Wina menjelaskan, suka atau tidak suka, pers cetak saat sudah mulai masuk sunset industry atau industri senja. Tanpa inovasi, pers cetak akan semakin melorot tiras dan pendapatnya."Memang ada fenomena di China, Jepang dan India yang beberapa pers cetaknya mampu bertahan drngan tiras tinggi, tapi itu pengecualian yang sulit berlaku untuk umum," kata Wina.
Menghadapi maraknya berita bohong (hoax), menurut Wina, seharusnya ada perbedaan perlakuan yang tegas antara terhadap pers yang menghasilkan karya jurnalistik dan yang bukan pers seperti media sosial (blog) dan lainnya."Karya jurnalistik jelas mendapat proteksi hukum, sedangkan yang non jurnalistik berlaku hukum pidana pada umum ha," ujarnya.
Wina menjelaskan sesuai teori survival hanya pers cetak yang dapat beradaptasi dengan perubahan yang ada, yang bakal dapat tersisa bertahan. "Dan itu jumlahnya kecil," ujarnya.
Panelis lainnya Kamsul mengatakan, perusahaan pers adalah badan hukum Indonesia yang secara khusus menyelenggarakan, menyiarkan dan menyalurkan informasi sesuai UU No 40/1999 tentang Pers.“Setiap perusahaan pers harus berbentuk badan hukum, tanpa kecuali,” tegas dia.

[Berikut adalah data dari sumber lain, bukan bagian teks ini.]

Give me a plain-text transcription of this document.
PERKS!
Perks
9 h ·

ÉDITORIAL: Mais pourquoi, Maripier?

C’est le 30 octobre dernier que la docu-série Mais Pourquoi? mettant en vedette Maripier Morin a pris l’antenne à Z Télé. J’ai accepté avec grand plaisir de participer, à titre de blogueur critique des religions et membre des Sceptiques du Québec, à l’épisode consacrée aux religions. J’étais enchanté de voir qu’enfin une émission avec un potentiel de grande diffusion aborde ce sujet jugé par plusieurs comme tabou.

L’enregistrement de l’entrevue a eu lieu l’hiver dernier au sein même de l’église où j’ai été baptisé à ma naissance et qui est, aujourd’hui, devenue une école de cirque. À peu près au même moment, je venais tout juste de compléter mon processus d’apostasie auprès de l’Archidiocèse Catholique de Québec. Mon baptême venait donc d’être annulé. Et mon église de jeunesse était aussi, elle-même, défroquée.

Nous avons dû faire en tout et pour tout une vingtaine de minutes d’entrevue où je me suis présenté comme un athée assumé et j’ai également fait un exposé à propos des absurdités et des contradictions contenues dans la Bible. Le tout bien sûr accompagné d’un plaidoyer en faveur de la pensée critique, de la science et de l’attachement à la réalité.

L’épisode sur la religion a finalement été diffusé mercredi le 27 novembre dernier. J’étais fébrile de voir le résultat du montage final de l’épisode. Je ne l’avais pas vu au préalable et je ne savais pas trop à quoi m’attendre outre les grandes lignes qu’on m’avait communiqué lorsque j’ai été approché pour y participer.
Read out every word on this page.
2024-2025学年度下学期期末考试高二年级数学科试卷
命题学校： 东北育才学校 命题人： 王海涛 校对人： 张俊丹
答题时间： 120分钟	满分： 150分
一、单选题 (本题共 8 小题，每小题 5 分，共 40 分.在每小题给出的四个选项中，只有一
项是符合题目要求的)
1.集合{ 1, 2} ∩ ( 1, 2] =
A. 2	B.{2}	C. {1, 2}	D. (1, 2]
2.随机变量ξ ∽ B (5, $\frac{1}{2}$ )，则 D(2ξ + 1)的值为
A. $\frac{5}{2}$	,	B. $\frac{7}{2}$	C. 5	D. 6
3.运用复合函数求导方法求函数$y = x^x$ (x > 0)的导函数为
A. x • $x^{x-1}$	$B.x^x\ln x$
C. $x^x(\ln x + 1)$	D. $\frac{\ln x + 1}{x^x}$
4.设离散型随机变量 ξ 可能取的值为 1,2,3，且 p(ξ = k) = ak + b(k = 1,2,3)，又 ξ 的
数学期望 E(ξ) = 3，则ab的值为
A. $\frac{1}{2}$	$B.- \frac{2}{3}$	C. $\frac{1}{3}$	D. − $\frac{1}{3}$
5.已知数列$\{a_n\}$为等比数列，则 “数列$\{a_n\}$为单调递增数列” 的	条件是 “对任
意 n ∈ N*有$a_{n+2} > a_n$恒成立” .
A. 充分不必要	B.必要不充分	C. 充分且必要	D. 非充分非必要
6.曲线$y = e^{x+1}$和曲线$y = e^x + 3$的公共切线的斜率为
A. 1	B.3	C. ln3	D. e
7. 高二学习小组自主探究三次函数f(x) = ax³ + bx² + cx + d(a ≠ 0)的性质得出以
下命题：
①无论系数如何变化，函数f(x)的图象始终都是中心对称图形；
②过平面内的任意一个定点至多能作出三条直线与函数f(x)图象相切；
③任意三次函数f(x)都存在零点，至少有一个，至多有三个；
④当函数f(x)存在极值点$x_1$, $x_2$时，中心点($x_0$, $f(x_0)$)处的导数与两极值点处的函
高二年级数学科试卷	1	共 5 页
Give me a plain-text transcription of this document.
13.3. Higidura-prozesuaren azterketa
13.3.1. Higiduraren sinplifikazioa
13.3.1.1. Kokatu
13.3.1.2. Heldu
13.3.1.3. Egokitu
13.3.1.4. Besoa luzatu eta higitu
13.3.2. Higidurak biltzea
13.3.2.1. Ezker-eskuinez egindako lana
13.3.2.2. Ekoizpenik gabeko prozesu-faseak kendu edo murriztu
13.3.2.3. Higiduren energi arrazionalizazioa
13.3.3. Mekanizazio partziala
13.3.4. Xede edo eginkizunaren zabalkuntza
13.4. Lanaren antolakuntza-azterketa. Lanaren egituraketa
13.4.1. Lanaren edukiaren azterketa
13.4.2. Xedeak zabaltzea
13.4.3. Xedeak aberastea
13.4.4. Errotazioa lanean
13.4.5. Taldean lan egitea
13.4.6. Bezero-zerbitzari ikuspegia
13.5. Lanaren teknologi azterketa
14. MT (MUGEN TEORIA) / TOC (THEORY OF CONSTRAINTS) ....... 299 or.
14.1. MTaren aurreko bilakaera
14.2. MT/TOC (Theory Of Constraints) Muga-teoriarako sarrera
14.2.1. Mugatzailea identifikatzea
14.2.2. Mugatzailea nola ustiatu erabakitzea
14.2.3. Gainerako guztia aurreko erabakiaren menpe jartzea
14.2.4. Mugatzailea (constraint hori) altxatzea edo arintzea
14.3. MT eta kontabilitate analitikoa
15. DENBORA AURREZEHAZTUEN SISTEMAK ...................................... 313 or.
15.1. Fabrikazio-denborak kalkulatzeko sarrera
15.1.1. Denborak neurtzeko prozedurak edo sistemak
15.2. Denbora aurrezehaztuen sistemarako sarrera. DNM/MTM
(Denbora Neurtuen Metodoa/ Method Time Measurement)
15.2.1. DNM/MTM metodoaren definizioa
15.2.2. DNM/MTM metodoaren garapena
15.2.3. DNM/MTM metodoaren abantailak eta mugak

Sebaliknya, menurut Kamsul, perusahaan yang tidak memenuhi persyaratan baik yang diatur UU Pers dan Peraturan Dewan Pers, maka disebut sebagai perusahaan non pers atau media sosial (medsos). Perbedaan ini jelas harus dipahami oleh segenap masyarakat Indonesia, sehingga dapat membedakan murni perusahaan pers dan perusahaan non pers (medsos).
Lebih lanjut Kamsul menuturkan, wartawan yang bekerja di perusahaan pers sudah selayaknya mendapatkan perlindungan hukum dalam melaksanakan tugas jurnalistiknya di lapangan.“Wartawan berhak mendapat perlindungan hukum saat menjalankan tugas jurnalistik, yang diberikan pemerintah sesuai peraturan perundang-undangan yang berlaku,” ujarnya.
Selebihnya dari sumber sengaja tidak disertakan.